Aquel triste y solitario pueblecito, tenía también sus felices y contentos moradores, que estaban apegados a él, como lo están los niños a sus amas, aunque sean feas y displicentes. En cualquiera parte se acomoda el contento de los humildes y de los sanos de corazón.

Al lado opuesto a aquel en que se hallaba la venta se veía una casa muy limpia, muy blanca, como que hacía poco que había estrenado un vestido de cal. Su tejado estaba cubierto de yerbecitas y florecillas, como si se hubiese tocado un pañolón enramado: por su abierta puerta se veía el patio, que, por pasar lo que referimos en los primeros días de mayo, estaba hecho un canasto de flores. Podía compararse la bella vista que formaba la casa a una persona sincera que abriese y mostrase a las claras un corazón lleno de inocencia y alegría. Veíanse allí rosas de su color, blancas, rojas y amarillas, como hermanas en diferentes trajes.

La lila -esa flor alemana que tan temprano florece-, se inclinaba indolente y triste en su modesto vestido.

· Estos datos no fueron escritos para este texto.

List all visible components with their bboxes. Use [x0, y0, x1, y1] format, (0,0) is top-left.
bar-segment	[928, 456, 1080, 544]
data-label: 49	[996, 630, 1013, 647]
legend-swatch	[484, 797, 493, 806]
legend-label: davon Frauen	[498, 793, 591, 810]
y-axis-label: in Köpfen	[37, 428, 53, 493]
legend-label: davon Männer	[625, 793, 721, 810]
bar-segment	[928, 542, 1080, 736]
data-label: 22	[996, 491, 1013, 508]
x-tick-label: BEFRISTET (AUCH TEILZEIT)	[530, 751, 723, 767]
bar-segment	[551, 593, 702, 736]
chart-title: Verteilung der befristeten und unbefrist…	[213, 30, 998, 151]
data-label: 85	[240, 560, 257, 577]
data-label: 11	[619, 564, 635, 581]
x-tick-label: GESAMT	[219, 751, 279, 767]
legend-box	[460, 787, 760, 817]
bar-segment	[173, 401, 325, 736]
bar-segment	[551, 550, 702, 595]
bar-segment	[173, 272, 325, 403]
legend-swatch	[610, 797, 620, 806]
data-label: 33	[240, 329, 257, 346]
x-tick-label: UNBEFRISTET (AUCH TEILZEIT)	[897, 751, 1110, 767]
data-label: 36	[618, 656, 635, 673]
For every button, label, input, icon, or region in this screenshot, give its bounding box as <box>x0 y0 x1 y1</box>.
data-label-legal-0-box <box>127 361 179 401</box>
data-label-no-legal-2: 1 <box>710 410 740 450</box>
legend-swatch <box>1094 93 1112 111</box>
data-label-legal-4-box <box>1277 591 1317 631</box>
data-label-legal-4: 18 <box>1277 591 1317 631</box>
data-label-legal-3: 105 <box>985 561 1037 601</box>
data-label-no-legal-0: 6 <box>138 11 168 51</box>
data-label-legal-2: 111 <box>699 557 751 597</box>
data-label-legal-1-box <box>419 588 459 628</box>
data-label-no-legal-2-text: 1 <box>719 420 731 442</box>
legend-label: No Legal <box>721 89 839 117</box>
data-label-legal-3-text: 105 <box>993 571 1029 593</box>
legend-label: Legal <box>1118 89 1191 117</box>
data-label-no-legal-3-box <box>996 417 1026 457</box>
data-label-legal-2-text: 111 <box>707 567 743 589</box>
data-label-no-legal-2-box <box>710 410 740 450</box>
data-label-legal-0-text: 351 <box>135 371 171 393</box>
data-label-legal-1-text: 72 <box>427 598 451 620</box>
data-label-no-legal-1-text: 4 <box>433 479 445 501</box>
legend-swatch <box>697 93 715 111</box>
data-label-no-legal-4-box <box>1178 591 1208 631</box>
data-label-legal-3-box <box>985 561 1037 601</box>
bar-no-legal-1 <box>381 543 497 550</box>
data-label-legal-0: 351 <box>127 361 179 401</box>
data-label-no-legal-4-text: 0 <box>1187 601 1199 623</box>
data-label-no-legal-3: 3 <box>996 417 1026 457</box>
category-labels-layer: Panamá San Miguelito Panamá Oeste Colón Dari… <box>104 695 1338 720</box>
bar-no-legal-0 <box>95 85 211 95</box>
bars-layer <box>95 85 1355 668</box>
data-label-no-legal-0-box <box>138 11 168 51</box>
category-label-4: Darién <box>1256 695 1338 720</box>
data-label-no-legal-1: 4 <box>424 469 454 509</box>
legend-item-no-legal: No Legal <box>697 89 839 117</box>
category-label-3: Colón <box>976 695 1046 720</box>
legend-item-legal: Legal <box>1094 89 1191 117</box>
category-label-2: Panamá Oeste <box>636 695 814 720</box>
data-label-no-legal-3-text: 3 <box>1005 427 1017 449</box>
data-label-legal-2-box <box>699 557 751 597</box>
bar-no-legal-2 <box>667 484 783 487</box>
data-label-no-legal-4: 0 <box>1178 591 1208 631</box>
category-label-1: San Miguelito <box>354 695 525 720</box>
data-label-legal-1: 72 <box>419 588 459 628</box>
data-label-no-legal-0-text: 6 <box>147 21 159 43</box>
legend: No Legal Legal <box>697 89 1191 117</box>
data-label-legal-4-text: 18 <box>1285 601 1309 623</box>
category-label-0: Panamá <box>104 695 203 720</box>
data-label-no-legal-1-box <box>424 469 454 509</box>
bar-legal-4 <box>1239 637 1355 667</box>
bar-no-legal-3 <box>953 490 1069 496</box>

Las delicadas violetas se cubrían con sus hojas redondas como con parasoles. En las rendijas de las paredes hacía el reseda a toda prisa sus ramilletitos, mientras lo miraba con sus grandes e inocentes ojos su buena amiga la salamanquesa. Alrededor del patio, en tejas sujetas a la pared como púlpitos, se inclinaban hacia afuera doctos claveles, predicando a las demás flores un sermón sobre la brevedad de la vida. Un pálido y delicado jazmín que esto oía, caía desmayado en brazos de una espuela de galán, que denodada y con su vestido de oro había subido hasta el jazmín escalando una reja. Ocupaba el centro del patio un naranjo y un granado, que mezclaban sus flores rojas y blancas con una armonía y con un silencio que deberían avergonzar profundamente a la asamblea legislativa francesa.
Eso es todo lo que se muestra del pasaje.